Introduced by Chris Arnsby. Mike Smith: “Good evening. And welcome to Top of the Pops. Some good acts in the studio tonight. Four live acts in here. Fourteen new entries in the chart. And over here a Top of the Pops debut, this is Iggy Pop.
[18]
Iggy Pop: Real Wild Child (Wild One). Mr Pop can be spotted leaping around on stage behind Mike Smith
during the introduction. It's part of his warm up for an exhausting
performance; Iggy writhes; Iggy leaps; Iggy skips; Iggy windmills his arms;
Iggy climbs onto the piano; the one thing Iggy doesn't do well is mime well.
He's also a bit casual with the studio equipment, tossing the microphone around
and flailing the stand in quite a dangerous way. Fortunately, he doesn't repeat
the excess of his 1977 performance of Lust for Life, on Dutch show TopPop,
during which he did approximately 50 guilders-worth of damage to a stage light
and studio palm tree.
[24]
The Mission: Wasteland. On video.
[6] Robbie Nevil: C'est La Vie. You remember Robbie Nevil. Don't you? Mr
Nevil, Nev, the Nevster, Nevsey-wevsey, Aston Nevila. I don't. I have no
recollection of the man himself although I
do remember the backing singers going “c'est la vie, c'est la vie,”
(very helpful at the time for my French GCSE). Looking now at his luxurious cascading
mop of curled hair, it's possible my brain combined my memory of him and
Michael Bolton. “Could
be number one next week,” says Mike Smith continuing his streak of tipping
apparently random songs for the top of the charts.
Top
40 Charts.
[15] The Style Council: It Didn't Matter. I've got nothing. The Style Council
passed me by in the eighties and these repeats have continued the trend. (John-
I doesn’t matter anyway according to The Well)
Top
40 Breakers: [31] UB40, Rat In Mi Kitchen; [30] Siouxsie & The Banshees,
This Wheel's On Fire; [29] Dead or Alive, Something In My House.; [28]
The Bangles, Walking Down Your Street.
[5] Elkie Brooks: No More The Fool. “It could be number one next week,”

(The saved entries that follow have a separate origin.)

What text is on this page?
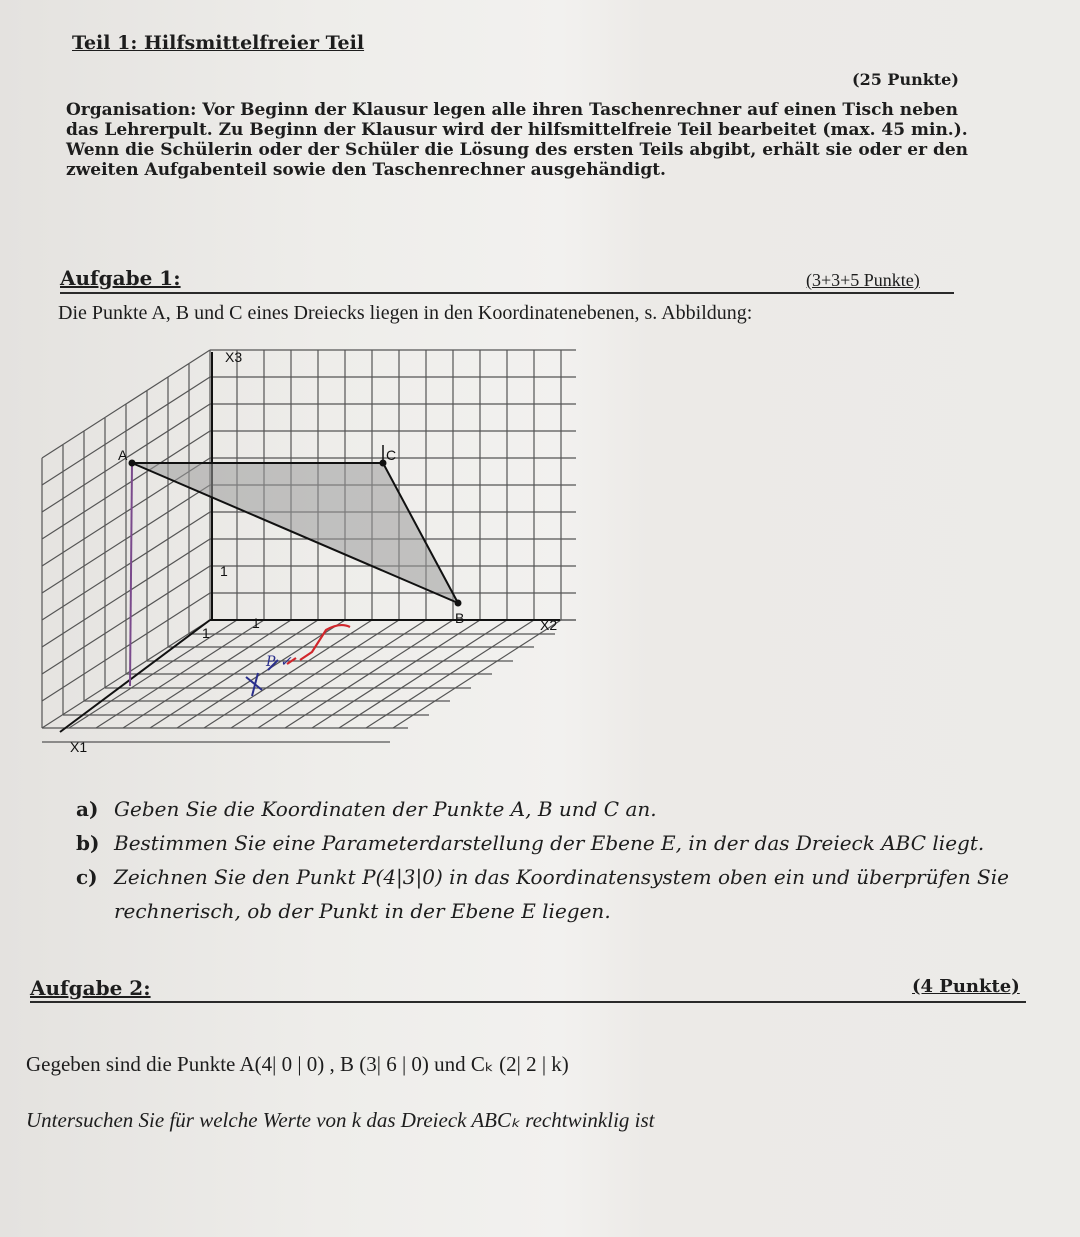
Teil 1: Hilfsmittelfreier Teil
(25 Punkte)
Organisation: Vor Beginn der Klausur legen alle ihren Taschenrechner auf einen Tisch neben
das Lehrerpult. Zu Beginn der Klausur wird der hilfsmittelfreie Teil bearbeitet (max. 45 min.).
Wenn die Schülerin oder der Schüler die Lösung des ersten Teils abgibt, erhält sie oder er den
zweiten Aufgabenteil sowie den Taschenrechner ausgehändigt.
Aufgabe 1:	(3+3+5 Punkte)
Die Punkte A, B und C eines Dreiecks liegen in den Koordinatenebenen, s. Abbildung:
X3
X2
X1
A
B
C
1
1
1
P ✓
a) Geben Sie die Koordinaten der Punkte A, B und C an.
b) Bestimmen Sie eine Parameterdarstellung der Ebene E, in der das Dreieck ABC liegt.
c) Zeichnen Sie den Punkt P(4|3|0) in das Koordinatensystem oben ein und überprüfen Sie
rechnerisch, ob der Punkt in der Ebene E liegen.
Aufgabe 2:	(4 Punkte)
Gegeben sind die Punkte A(4| 0 | 0) , B (3| 6 | 0) und Cₖ (2| 2 | k)
Untersuchen Sie für welche Werte von k das Dreieck ABCₖ rechtwinklig ist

says Mike Smith tipping another song. You can't keep picking songs Mike, choose
one and stick to it.
Lighting
Director this week is Eric Wallis, making a return to Top of the Pops
for the first time since about 1983. (John- I wonder where he’s been?) He
arranges a white spotlight behind Elkie Brooks that casts a dramatic shadow
across the smoky studio. It makes a suitabley vengeful atmosphere for the song.
The
audience are split. The bunch stage right have decided to wave their arms in a
jaunty way, which goes against the mood of the song somewhat. Stage left look
more serious. They stand and sway while they contemplate the question of what
dreams sound like when they fall and hit the ground, and if they did so in a
forest would anyone hear?
Top 10 Charts.
[1]
Jackie Wilson: Reet Petite. On video.
[3]
Alison Moyet: Is This Love? Mike Smith ends on a gag, wrapped in a scarf and wearing a Doctor
Seuss-esque towering wollen hat. Winter 1987 had turned cold. Gary Davies and
Steve Wright host next week and the closing credits background remains the
still from the opening titles and... what's this?
I'm downloading Top of the Pops from the super-secret-storage vault (https://mega.nz/folder/h0snQACa#uiNNqosfbdrfzODHsE1clw/folder/kpVhQAqJ shhh!) and a lot of them are copies from the BBC Archive; they have timecodes at the start. This one ends oddly. Alison Moyet is faded out abruptly and the screen turns blank. Suddenly a voice is heard, “right on we go,” and we hear studio chatter as the picture fades back on a wobbly wide shot of the studio. For a few seconds the picture bounces between various cameras before settling on a shot zooming across the studio -as we hear an alarmed squeak and the same voice from earlier says, “it's alright, don't panic it's only a camera.” We settle on a picture pointing at the shoes of a camera operator sitting up on a crane, then the picture pans left to the main stage. Beyond all the audience hubub, figures can be seen gathering on the main stage. It's another band preparing to film a post- show performance. Who can it be? It's a band of four and one of them has a bouffant hairdo and is carrying a guitar. Annoyingly, this is the point the tape runs out. It's an intriguing glimpse behind the curtain.
PERFORMANCE OF THE WEEK: Iggy Pop, Real Wild Child (Wild One).